Денди: мода, литература, стиль жизни
Ольга Вайнштейн
Культура повседневности
Слово «денди» до сих пор сохраняет неизъяснимый оттенок таинственного шарма, а сами денди видятся нам эксцентричными эстетами, творцами гениальных причуд. Но кого можно назвать современным денди? Как возник современный канон мужской элегантности? Зачем денди выводили на прогулку черепашек? Об этих серьезных, а порой и забавных вещах Вы узнаете, прочитав книгу Ольги Вайнштейн «Денди». Среди главных героев книги – знаменитый британский денди Джордж Браммелл, французские щеголи граф д’Орсе, Барбе Д’Оревильи и Шарль Бодлер, декаденты Оскар Уайльд и граф Робер де Монтескье. Европейский дендизм впервые предстает как отчетливая культурная традиция, подразумевающая не только модный костюм, но и повседневный стиль жизни, изысканную манеру поведения, специальные техники тела и тайную харизму. В книге подробно рассказывается об английских клубах и джентльменских розыгрышах, о городском фланировании и «оптических дуэлях», о светских приемах и виртуальном аристократизме. Особый раздел посвящен истории российского дендизма и отечественным стилягам.
Ольга Вайнштейн
Денди. Мода, литература, стиль жизни
Гламур и грамматика: предисловие
Эта книга – об истории дендизма, ее главный герой – денди, харизматический модник со всеми своими причудами и обыкновениями. Территория поиска – мода, литература и стиль жизни. Пространства не столь уж раздельные, как может показаться на первый взгляд, – в них то и дело проступают неожиданные связи. Скажем, слово «гламур» происходит от слова… «грамматика». Дело в том, что в Средние века ученые, владевшие премудростями грамматики, считались чуть ли не чародеями, волшебниками, как доктор Фаустус. В XVIII веке в Шотландии «grammar» стали произносить как «glamour», и так возникло новое слово, означающее магическое заклинание, чудо, таинственную силу[1 - The Merriam – Webster book of word histories. N.Y.: Merriam, 1976. P. 89–90.]. И отсюда уже пошел современный смысл гламура – пленительный шик, дивное сияние шарма. Но чтобы понять секреты великих денди, полезно проделать обратный путь: расшифровать исходную грамматику, скрытую за модным блеском. А тогда для начала придется спросить: откуда брать достоверные сведения об этом эфемерном и притягательном мире?

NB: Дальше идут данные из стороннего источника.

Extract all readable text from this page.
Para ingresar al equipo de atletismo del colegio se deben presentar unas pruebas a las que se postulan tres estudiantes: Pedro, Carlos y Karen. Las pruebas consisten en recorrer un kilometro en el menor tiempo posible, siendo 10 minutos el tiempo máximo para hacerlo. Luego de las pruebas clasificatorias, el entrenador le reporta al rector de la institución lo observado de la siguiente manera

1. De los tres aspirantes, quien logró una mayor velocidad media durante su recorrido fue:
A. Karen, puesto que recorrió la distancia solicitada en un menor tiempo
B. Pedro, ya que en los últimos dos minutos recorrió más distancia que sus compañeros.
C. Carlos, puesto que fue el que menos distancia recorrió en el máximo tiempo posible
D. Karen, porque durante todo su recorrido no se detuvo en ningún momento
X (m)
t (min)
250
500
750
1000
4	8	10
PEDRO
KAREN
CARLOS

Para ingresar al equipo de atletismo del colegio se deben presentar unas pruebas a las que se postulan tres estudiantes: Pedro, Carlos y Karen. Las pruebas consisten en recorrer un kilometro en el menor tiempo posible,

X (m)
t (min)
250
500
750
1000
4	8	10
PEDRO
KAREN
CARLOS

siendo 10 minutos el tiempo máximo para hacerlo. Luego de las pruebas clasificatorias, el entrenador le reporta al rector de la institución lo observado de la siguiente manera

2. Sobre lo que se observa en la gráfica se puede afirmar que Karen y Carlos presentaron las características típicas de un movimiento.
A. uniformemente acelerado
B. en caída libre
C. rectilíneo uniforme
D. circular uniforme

Самые ценные и редкие источники для изучения истории моды – документальные. К ним относятся костюмные коллекции, портновские трактаты, журналы мод, дневники денди, альбомы модников и модниц. Особенно любопытны специальные альбомы, в которых хранились образцы тканей и фиксировались варианты туалета. Раньше это был достаточно распространенный жанр, гибрид дневника и хозяйственной книги. В музее Виктории и Альберта сохранился альбом Барбары Джонсон, относящийся ко второй половине XVIII века. Эта дама наклеивала в свой альбом лоскутки тканей, кратко отмечая фасон платья, расход материала и стоимость шитья, а попутно записывала туда и события своей жизни[2 - См.: A lady of fashion: Barbara Johnson's album of styles and fabrics. Ed. Rothstein N. New York: Thames and Hudson, 1987.]. Текст здесь с легкостью перетекаетв текстиль – кстати, еще одна неслучайная пара, хитросплетение слов и нитей[3 - Эти слова этимологически связаны через латинский глагол «texere» – ткать, общий смысл – переплетение.]… Есть упоминания об альбоме князя Куракина, щеголя екатерининского времени. В нем на каждой странице имелись образцы материй, из которых были сшиты его великолепные наряды, и к ним прилагались описания удачных ансамблей, включающих шпагу, пряжки, перстень и табакерку[4 - Пыляев М.И. Замечательные чудаки и оригиналы. М.: Интербук, 1990. С. 90–91. Подробнее о Куракине см. главу о русском дендизме в нашей книге.]. Куракин использовал альбом для того, чтобы добиться максимально эффектного сочетания костюма и аксессуаров, это был своего рода рабочий инструмент для его изощренного вкуса, учебник гламурной грамматики.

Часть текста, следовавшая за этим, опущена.